Long Queues at Fuel Stations Due to Oil Crisis, Sri Lanka Implements Weekly Fuel Quota
The Sri Lankan government has imposed weekly fuel rationing for public vehicles amid growing concerns over global oil supplies. The QR code-based rationing system took effect on Sunday (15/3/2026), according to local media reports from the Daily Mirror.
Under the system, the weekly fuel allowance is 15 litres for cars, 5 litres for motorcycles, 15 litres for three-wheeled vehicles, and 60 litres for buses. Local residents cannot purchase fuel without a valid QR code, and all vehicle owners must register their vehicles via the official government website.
The Sri Lankan government stated that the measure aims to prevent fuel hoarding and panic buying, ensure fair distribution of limited fuel stocks, and keep basic economic activities running.

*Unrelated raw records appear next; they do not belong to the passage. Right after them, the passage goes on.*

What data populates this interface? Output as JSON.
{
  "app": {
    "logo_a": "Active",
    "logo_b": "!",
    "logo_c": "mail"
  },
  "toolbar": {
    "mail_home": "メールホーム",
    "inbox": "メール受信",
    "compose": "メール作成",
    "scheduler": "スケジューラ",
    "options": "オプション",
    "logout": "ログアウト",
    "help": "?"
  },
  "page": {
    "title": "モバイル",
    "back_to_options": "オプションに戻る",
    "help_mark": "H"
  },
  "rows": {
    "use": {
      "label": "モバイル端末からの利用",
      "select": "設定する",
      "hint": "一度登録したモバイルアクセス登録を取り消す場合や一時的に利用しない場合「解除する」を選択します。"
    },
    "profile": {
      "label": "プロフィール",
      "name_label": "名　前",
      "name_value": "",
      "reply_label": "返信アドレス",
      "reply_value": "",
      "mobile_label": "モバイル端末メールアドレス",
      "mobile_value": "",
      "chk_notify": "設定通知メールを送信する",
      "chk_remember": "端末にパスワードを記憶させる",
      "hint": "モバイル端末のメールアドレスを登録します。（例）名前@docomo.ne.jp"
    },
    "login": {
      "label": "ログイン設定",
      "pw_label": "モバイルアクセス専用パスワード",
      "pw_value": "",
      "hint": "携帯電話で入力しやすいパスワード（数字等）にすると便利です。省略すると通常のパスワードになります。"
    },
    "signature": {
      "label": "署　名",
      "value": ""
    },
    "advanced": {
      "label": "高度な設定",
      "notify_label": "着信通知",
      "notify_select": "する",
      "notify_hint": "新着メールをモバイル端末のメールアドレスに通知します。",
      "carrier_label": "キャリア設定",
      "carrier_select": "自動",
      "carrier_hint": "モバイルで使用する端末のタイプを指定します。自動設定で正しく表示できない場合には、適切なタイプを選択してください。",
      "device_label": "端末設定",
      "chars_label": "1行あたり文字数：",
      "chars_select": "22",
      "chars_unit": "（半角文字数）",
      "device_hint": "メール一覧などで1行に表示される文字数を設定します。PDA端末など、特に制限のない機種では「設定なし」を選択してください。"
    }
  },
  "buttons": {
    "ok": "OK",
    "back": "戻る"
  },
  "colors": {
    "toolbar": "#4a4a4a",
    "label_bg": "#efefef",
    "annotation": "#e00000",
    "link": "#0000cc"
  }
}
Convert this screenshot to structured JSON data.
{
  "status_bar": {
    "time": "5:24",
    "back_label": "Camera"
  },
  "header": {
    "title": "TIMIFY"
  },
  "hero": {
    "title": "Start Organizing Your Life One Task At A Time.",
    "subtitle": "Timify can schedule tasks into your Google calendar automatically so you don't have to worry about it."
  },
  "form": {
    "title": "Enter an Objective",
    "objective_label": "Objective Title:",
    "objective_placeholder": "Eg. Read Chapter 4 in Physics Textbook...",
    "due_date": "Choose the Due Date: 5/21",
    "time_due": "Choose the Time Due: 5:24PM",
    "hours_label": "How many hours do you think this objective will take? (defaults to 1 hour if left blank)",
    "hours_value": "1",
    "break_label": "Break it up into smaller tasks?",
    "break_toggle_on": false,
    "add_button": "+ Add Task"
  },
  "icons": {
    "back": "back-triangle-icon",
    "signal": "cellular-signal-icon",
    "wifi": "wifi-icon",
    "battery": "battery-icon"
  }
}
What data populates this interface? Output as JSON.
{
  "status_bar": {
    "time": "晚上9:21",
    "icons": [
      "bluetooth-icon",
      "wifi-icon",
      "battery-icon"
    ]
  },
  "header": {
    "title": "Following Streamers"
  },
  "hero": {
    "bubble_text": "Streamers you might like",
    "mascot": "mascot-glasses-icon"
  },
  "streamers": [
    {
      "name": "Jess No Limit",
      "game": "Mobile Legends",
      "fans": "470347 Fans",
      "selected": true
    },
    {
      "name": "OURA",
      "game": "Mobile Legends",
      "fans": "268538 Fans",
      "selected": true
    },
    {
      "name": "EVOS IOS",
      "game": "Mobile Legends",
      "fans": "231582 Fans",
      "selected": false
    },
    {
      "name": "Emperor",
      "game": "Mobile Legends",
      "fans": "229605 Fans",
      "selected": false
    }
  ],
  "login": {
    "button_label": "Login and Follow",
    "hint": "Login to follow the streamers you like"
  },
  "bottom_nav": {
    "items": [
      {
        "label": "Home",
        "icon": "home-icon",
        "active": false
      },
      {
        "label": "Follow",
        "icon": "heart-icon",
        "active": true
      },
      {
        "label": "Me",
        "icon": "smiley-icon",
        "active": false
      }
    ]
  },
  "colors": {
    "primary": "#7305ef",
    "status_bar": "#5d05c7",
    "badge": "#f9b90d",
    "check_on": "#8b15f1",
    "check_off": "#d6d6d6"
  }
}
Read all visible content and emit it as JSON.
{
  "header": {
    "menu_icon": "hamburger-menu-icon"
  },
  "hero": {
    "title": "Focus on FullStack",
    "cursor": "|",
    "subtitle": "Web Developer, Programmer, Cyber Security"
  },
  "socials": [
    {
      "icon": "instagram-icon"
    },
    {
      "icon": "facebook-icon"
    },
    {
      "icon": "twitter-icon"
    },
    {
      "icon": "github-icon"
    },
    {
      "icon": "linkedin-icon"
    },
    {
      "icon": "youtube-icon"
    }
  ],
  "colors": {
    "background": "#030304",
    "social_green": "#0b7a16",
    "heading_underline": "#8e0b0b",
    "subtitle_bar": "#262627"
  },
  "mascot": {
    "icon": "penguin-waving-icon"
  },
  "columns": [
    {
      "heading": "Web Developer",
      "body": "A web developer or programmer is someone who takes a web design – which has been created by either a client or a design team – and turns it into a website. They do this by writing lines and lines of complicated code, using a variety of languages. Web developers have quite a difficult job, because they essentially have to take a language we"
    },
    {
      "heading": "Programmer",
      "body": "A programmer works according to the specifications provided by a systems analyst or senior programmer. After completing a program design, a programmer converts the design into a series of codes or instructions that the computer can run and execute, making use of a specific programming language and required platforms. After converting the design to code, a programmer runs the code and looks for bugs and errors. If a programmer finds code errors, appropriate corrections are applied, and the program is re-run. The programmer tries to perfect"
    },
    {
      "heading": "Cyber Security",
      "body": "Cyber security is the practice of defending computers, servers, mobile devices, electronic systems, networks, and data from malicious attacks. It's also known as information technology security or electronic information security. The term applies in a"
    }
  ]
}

The implementation of the QR code system has resulted in long queues at several fuel stations in Sri Lanka, particularly on the first day of enforcement. According to local officials, Sri Lanka has oil fuel stocks for 27 days and diesel stocks for 33 days. Furthermore, the Government Medical Officers’ Association (GMOA) in Sri Lanka has warned that the allocated fuel quotas are insufficient for doctors to perform their duties effectively.
GMOA spokesperson Dr Chamil Wijesinghe said the weekly 15-litre fuel allowance for cars is still inadequate for medical personnel to travel and respond to emergency calls. Moreover, many doctors live far from their workplaces and often work on an on-call system, requiring them to be ready to depart at short notice.
Despite rising diesel prices and concerns over oil supplies, Sri Lanka’s Ministry of Power and Energy has assured that electricity supply will remain stable. Local officials confirmed that Sri Lanka has sufficient fuel for the operation of thermal power plants, while hydroelectric and solar power plants also help ensure energy supply security.
Sri Lanka is also intensifying diplomatic efforts to secure additional fuel supplies from India, Russia, and China.
Meanwhile, in Malaysia, local tourism industry players have urged the government to provide temporary fuel subsidies for tourism transport operators, as rising fuel prices have driven up operational costs.
As reported by Bernama, industry representatives noted that many bus and van operators had signed contracts several months ago based on lower fuel prices. Several Asian countries have also established remote learning and work-from-home schemes to mitigate potential energy shortages.